In: Statistics and Probability
Conceptually, what are we doing when we test for statistical significance (such as in a z-test or t-test)? Where does the commonly used 95% confidence level come from? What is an effect size and what additional information does it provide about a finding?
Engineering problems require to decide whether to accept or reject a claim or statement about a parameter. This statement is called hypothesis and the procedure to solve the problem is called hypothesis testing. After the data has been collected, statistical inference is carried out to test if evidence or claim is in favour or some conclusion is drawn. This method of statistical inference is called tests of significance (such as z test and t test).
Basically we have 2 types of hypothesis –
1. Null hypothesis ( H0 ): Claim that is believed to be true but not proved yet.
2. Alternate Hypothesis ( HA ): Statement of what a statistical hypothesis test is trying to prove. It’s the opposite of the null hypothesis.
While testing for statistical significance the claims or statements are tested for population parameters like mean, variance and population proportion.

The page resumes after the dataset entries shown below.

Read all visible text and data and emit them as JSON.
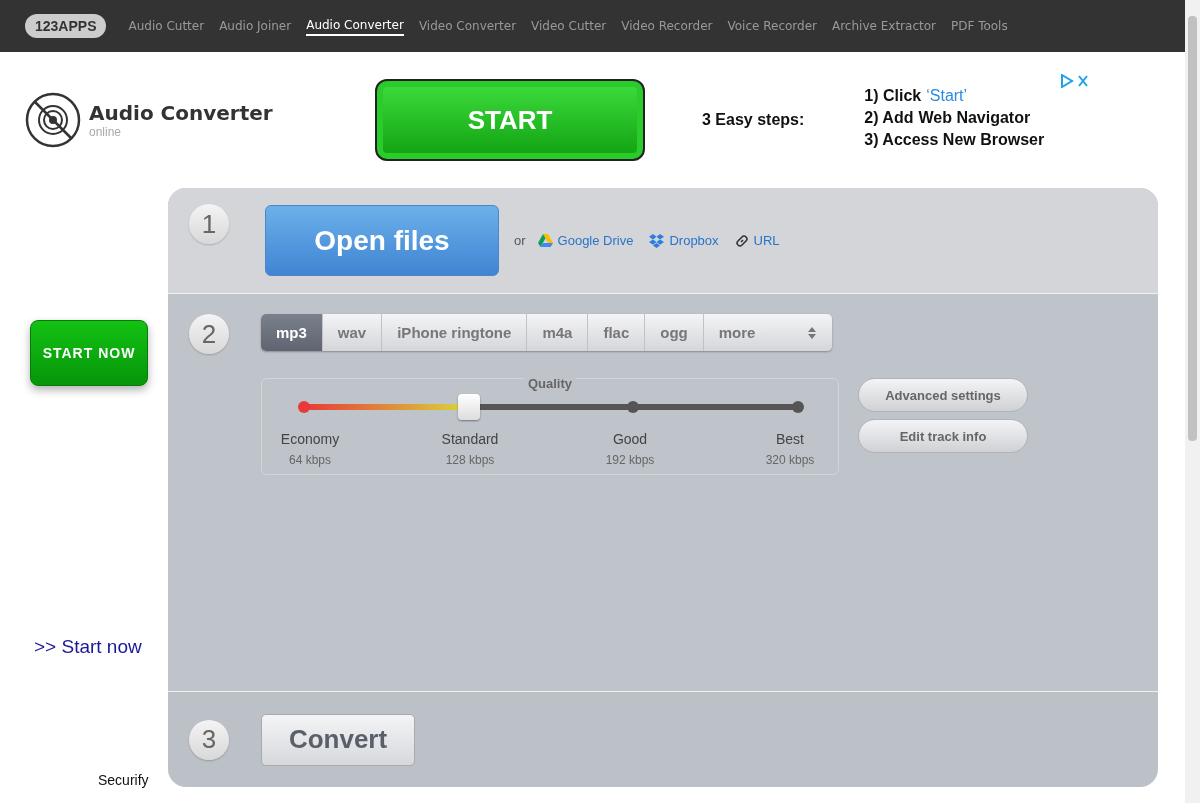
{
  "nav": {
    "logo": "123APPS",
    "items": [
      {
        "label": "Audio Cutter",
        "selected": false
      },
      {
        "label": "Audio Joiner",
        "selected": false
      },
      {
        "label": "Audio Converter",
        "selected": true
      },
      {
        "label": "Video Converter",
        "selected": false
      },
      {
        "label": "Video Cutter",
        "selected": false
      },
      {
        "label": "Video Recorder",
        "selected": false
      },
      {
        "label": "Voice Recorder",
        "selected": false
      },
      {
        "label": "Archive Extractor",
        "selected": false
      },
      {
        "label": "PDF Tools",
        "selected": false
      }
    ]
  },
  "app": {
    "title": "Audio Converter",
    "subtitle": "online"
  },
  "ad": {
    "button": "START",
    "heading": "3 Easy steps:",
    "steps": [
      {
        "lead": "1) Click",
        "tail": "‘Start’",
        "kind": "link"
      },
      {
        "lead": "2) Add",
        "tail": "Web Navigator",
        "kind": "bold"
      },
      {
        "lead": "3) Access New Browser"
      }
    ]
  },
  "side": {
    "button": "START NOW",
    "link": ">> Start now",
    "footer": "Securify"
  },
  "step1": {
    "number": "1",
    "button": "Open files",
    "or": "or",
    "sources": [
      {
        "label": "Google Drive",
        "kind": "drive"
      },
      {
        "label": "Dropbox",
        "kind": "dropbox"
      },
      {
        "label": "URL",
        "kind": "link"
      }
    ]
  },
  "step2": {
    "number": "2",
    "formats": [
      {
        "label": "mp3",
        "selected": true,
        "kind": "tab"
      },
      {
        "label": "wav",
        "selected": false,
        "kind": "tab"
      },
      {
        "label": "iPhone ringtone",
        "selected": false,
        "kind": "tab"
      },
      {
        "label": "m4a",
        "selected": false,
        "kind": "tab"
      },
      {
        "label": "flac",
        "selected": false,
        "kind": "tab"
      },
      {
        "label": "ogg",
        "selected": false,
        "kind": "tab"
      },
      {
        "label": "more",
        "selected": false,
        "kind": "select"
      }
    ],
    "quality": {
      "title": "Quality",
      "level": 0.333,
      "points": [
        {
          "label": "Economy",
          "reading": "64 kbps"
        },
        {
          "label": "Standard",
          "reading": "128 kbps"
        },
        {
          "label": "Good",
          "reading": "192 kbps"
        },
        {
          "label": "Best",
          "reading": "320 kbps"
        }
      ]
    },
    "buttons": [
      "Advanced settings",
      "Edit track info"
    ]
  },
  "step3": {
    "number": "3",
    "button": "Convert"
  }
}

An interval estimate for a population parameter is called confidence interval. We generally use the 95% C.I so that we have high confidence it contains the unknown population parameter. Another reason for using 95% C.I is that it leads to higher precision which means it will most likely contain the true value for the unknown population parameter. The critical values for the 95% C.I can be obtained from the standard tables or can be obtained from STATKEY.
Effect size the measure of strength of a phenomenon. It explains the difference in the strength of relationship between two variables. For example, if we have a data on the weights of 50 boys and 50 girls, and obviously boys are heavier compared to girls, so the difference between the weights of the boys and girls is the effect size. Greater the effect size, greater is the weight difference between them.
Additional information provided by effect size –
Effect size provides a more scientific approach for determining the relationship between two variables compared to p value, and it can be used to compare the results of studies in different scenarios.